Le cas du Jeune Ballet d’Allemagne est un peu différent. Fondé par John Neumeier en 2011, directeur du Ballet de Hambourg depuis plus de trente ans, il est dirigé par Kevin Haigen, ancien soliste chez Béjart et Neumeier, et rassemble huit danseurs et danseuses. Engagés sous contrat pendant deux ans, ils ont non seulement vocation à devenir des professionnels mais aussi à « amener la danse partout » précise Yohan Stegli, le directeur administratif du Jeune ballet de Hambourg qui accompagne la compagnie pour ces rencontres. « Il y a un aspect pédagogique dans lequel nous essayons de leur donner un maximum d’expériences pendant ces deux ans, de les faire grandir en tant qu’humains et artistes. Pour qu’ils soient prêts à travailler pour des chorégraphes ou éventuellement à chorégraphier eux-mêmes. Ils ont également vocation à amener la danse dans des endroits inhabituels, les EHPAD, les prisons, les écoles. Nous faisons beaucoup de projets intégratifs, avec des institutions psychiatriques, etc. » Le ballet développe son propre répertoire, en privilégiant les jeunes talents. Cela arrive qu’il pioche dans le répertoire de Neumeier qui le permet gracieusement, mais le jeune Ballet n’est pas la deuxième compagnie de John Neumeier, il est indépendant. Il a d’ailleurs développé une particularité, liée à son histoire, celle d’être systématiquement accompagné par des musiciens live. Ce qui en fait un jeune ballet assez spécial, unique en son genre. Ainsi Ayumi Kato, jeune Japonaise qui a grandi à Zürich et fait partie de la compagnie depuis deux ans, considère que celle-ci « permet un processus d’apprentissage constant », qu’elle ouvre sur l’extérieur et sur le monde, « tout en étant comme une famille ». Ravie d’en faire partie tout comme elle ne cache pas sa joie d’être invitée aux Rencontres, qui resteront comme l’une de ses plus belles expériences dans le monde de la danse.

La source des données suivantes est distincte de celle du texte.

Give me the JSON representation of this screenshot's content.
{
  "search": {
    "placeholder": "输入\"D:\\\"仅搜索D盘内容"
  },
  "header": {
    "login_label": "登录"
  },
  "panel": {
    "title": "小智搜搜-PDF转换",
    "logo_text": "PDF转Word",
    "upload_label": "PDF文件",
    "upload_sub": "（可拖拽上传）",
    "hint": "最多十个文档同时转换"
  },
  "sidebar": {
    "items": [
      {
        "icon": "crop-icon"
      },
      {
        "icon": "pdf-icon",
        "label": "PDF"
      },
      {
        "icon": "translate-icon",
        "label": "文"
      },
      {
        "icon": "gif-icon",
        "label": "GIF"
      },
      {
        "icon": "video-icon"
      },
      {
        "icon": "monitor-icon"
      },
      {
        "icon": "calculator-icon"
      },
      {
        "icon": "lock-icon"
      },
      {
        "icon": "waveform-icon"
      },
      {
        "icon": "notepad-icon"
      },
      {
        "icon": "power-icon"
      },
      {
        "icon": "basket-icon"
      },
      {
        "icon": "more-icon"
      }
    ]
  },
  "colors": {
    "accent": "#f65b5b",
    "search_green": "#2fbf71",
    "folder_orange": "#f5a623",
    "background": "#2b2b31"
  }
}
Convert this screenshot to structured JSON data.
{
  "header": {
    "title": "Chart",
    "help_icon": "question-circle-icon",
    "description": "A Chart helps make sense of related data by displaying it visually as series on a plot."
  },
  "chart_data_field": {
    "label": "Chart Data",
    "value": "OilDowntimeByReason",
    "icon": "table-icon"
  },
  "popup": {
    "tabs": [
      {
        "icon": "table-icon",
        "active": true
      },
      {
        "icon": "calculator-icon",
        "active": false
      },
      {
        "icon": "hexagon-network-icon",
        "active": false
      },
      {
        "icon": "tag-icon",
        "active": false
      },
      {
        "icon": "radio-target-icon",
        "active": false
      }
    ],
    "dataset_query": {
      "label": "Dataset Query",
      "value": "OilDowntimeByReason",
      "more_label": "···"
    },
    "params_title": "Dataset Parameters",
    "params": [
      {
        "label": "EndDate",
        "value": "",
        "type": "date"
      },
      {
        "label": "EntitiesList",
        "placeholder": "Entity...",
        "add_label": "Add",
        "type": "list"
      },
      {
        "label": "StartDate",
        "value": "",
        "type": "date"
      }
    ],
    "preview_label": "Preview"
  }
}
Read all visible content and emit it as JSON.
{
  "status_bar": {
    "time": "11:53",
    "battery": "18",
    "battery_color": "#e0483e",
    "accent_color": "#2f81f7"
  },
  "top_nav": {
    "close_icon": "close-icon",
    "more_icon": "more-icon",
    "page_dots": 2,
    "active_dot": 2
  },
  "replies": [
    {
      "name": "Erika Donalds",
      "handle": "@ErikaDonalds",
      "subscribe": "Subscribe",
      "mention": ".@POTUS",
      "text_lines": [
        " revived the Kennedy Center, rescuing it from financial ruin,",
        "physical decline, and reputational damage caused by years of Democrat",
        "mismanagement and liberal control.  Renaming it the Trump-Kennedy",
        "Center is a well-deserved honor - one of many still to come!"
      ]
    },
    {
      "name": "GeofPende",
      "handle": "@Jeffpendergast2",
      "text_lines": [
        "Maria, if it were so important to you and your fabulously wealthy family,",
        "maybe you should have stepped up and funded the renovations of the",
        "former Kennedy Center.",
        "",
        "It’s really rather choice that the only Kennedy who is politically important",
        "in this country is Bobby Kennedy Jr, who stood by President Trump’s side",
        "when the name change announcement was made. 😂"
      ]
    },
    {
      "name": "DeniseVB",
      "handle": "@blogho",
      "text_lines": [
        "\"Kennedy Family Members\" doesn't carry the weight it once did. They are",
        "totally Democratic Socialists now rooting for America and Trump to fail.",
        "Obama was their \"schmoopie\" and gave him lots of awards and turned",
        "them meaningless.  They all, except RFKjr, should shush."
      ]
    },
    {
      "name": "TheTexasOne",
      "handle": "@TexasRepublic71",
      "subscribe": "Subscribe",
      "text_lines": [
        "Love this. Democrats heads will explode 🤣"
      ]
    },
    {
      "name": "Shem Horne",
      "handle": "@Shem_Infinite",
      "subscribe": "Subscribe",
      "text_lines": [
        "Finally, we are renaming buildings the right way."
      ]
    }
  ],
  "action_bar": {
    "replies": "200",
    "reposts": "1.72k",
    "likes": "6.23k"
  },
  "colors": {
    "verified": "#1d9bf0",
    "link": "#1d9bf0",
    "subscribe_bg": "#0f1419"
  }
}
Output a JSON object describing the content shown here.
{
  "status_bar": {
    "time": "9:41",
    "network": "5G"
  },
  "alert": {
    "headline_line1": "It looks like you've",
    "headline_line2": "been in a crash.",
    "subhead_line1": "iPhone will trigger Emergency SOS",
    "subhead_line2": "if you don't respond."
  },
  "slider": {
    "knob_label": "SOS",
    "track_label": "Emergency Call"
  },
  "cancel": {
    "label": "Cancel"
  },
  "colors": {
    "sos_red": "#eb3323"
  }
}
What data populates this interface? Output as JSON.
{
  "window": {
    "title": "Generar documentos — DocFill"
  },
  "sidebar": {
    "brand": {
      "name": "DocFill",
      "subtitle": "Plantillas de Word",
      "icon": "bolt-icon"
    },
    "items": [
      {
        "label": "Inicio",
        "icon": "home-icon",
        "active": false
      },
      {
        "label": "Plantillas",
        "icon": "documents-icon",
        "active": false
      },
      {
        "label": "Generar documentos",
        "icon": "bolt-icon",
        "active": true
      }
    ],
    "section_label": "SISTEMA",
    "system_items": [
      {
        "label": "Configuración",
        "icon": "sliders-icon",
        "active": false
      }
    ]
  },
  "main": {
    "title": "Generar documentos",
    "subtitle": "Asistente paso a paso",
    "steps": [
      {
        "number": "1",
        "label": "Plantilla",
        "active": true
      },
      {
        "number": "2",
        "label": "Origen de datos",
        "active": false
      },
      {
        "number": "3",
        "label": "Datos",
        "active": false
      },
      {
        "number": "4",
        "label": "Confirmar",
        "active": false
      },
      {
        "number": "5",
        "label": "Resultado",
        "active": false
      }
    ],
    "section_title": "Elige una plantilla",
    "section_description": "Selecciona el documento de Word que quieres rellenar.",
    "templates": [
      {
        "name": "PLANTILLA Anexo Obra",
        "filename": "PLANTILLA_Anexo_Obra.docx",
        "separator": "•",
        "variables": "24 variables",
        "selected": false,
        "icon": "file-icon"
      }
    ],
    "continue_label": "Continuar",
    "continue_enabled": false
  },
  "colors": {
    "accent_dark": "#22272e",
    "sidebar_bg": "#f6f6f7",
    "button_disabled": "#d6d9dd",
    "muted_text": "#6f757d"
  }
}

À l’instar d’Audalys Charpentier, danseuse au Ballet Preljocaj Junior, tout aussi enchantée, même si elle est à la « Maison », qui mesure sa chance d’avoir été choisie parmi les quelques deux cents candidates et candidats à l’audition. Le contrat (d’apprentissage) au Ballet junior, lui, ne dure qu’un an. Et le programme est un peu différent même s’il existe des similitudes entre tous les jeunes ballets. Au ballet Junior Preljocaj, l’accent est mis sur le répertoire du maître de la maison, même si le ballet Junior fait parfois des projets avec les artistes associés au CCN. Et aussi sur les tournées. La formation permet aux douze jeunes gens de décrocher leur DNSPD (Diplôme national supérieur professionnel de danseur) grâce à une collaboration avec l’École de Cannes (le PNSD pour Pôle national supérieur de danse) fondée par Rosella Hightower qui les reçoit une semaine par mois. Le reste du temps, la journée type commence à 10h30 par un cours avec la compagnie (si elle n’est pas en tournée), classique et contemporain en alternance une semaine sur deux puis répétitions du répertoire de 12h à 14h, pause déjeuner d’une heure, puis reprise des répétitions jusqu’à 18h. il y aussi les tournées qui font partie intégrante du processus et qui contribuent à former les artistes de demain.
Comme le dit Angelin Preljocaj « L’idée du ballet junior c’est de transformer des élèves en fin de formation en artistes ayant acquis une relative maturité artistique. C’est comme un vivier, c’est investir dans l’avenir que de faire travailler ces jeunes et leur donner la possibilité de se professionnaliser ». Tout comme l’équipe du Ballet Preljocaj Pavillon Noir espère bien pérenniser ces rencontres, dans un premier temps en les programmant tous les deux ans, et le secret espoir de les faire vivre tous les ans. « Avec derrière cela une idée européenne, celle de faire un petit Erasmus, un Erasmus de la danse » dixit le maître. On lui souhaite !
Gallia Valette-Pilenko
Reportage du 16 au 23 mars au Pavillon Noir. Ballet Preljocaj.